城の「実用性」とは何ぞや?と思うかもしれませんが、城とは通常、敵から領地や領民を守るための軍事施設「城塞」か、あるいは領主の対外的な権威を示す住居兼社交場「宮殿」として建てられるものです。要するに「うちの領主はこんな城が建てられるんだぞ」と敵や領民に見せつける訳ですね。
しかしノイシュバンシュタイン城は(そして残る2つの城も)軍事機能を全く持たず(舞台美術家が設計してますからね)、客人を招くこともありませんでした。城全体は現在も未完成ですが、とりあえず居住部だけ完成すると、ルートヴィヒ2世は居を移して引き籠っていたようです。
そしてルートヴィヒ2世は「自分が死んだらノイシュバンシュタイン城を破壊せよ」と遺言していたそうで、ここからも王は理想の城を具現化し独占したかっただけだったと察せられますが、当時の摂政は遺言に従わず、王の死後、建設を即時に中止すると、1ヶ月半ほどで有料の観光施設として城を開放したそうです。
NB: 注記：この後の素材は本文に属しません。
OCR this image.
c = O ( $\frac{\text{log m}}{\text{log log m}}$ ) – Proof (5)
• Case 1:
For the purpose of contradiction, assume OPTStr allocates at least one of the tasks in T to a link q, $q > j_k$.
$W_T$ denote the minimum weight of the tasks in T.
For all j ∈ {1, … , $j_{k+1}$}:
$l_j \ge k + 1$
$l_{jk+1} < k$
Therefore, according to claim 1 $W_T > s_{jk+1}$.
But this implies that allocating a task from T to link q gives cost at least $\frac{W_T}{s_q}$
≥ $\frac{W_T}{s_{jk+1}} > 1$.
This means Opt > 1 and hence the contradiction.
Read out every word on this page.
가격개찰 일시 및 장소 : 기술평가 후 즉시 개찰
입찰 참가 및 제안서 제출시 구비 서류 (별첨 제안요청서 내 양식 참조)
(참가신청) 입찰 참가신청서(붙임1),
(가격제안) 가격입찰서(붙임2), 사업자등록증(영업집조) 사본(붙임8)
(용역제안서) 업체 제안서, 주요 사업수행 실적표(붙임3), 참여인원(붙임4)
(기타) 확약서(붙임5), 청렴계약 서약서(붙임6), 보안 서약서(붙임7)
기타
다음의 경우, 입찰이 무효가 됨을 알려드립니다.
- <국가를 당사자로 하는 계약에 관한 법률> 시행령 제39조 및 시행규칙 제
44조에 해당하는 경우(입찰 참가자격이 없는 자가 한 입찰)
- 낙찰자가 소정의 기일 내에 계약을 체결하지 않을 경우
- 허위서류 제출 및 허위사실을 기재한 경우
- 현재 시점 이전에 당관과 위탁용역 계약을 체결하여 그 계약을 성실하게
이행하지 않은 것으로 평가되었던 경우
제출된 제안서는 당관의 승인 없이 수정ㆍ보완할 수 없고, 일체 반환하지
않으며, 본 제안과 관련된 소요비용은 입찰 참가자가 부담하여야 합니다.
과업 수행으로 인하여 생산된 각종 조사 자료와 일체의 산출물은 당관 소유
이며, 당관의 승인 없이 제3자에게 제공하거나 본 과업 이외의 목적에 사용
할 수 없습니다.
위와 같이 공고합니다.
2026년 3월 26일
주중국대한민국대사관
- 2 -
城を観光施設化した摂政の真意は分かりませんが、まー莫大な負債を抱えるほどの費用を投じて建設した城を王が死んだら壊せとか、無駄遣いにも程があるし、何とか建設費用を取り返したいと思ったんじゃないでしょうか。100年以上を経た現在でも城が人気の観光地となっていることを考えると、そういう意味で摂政の目論見は成功したと言えるでしょう。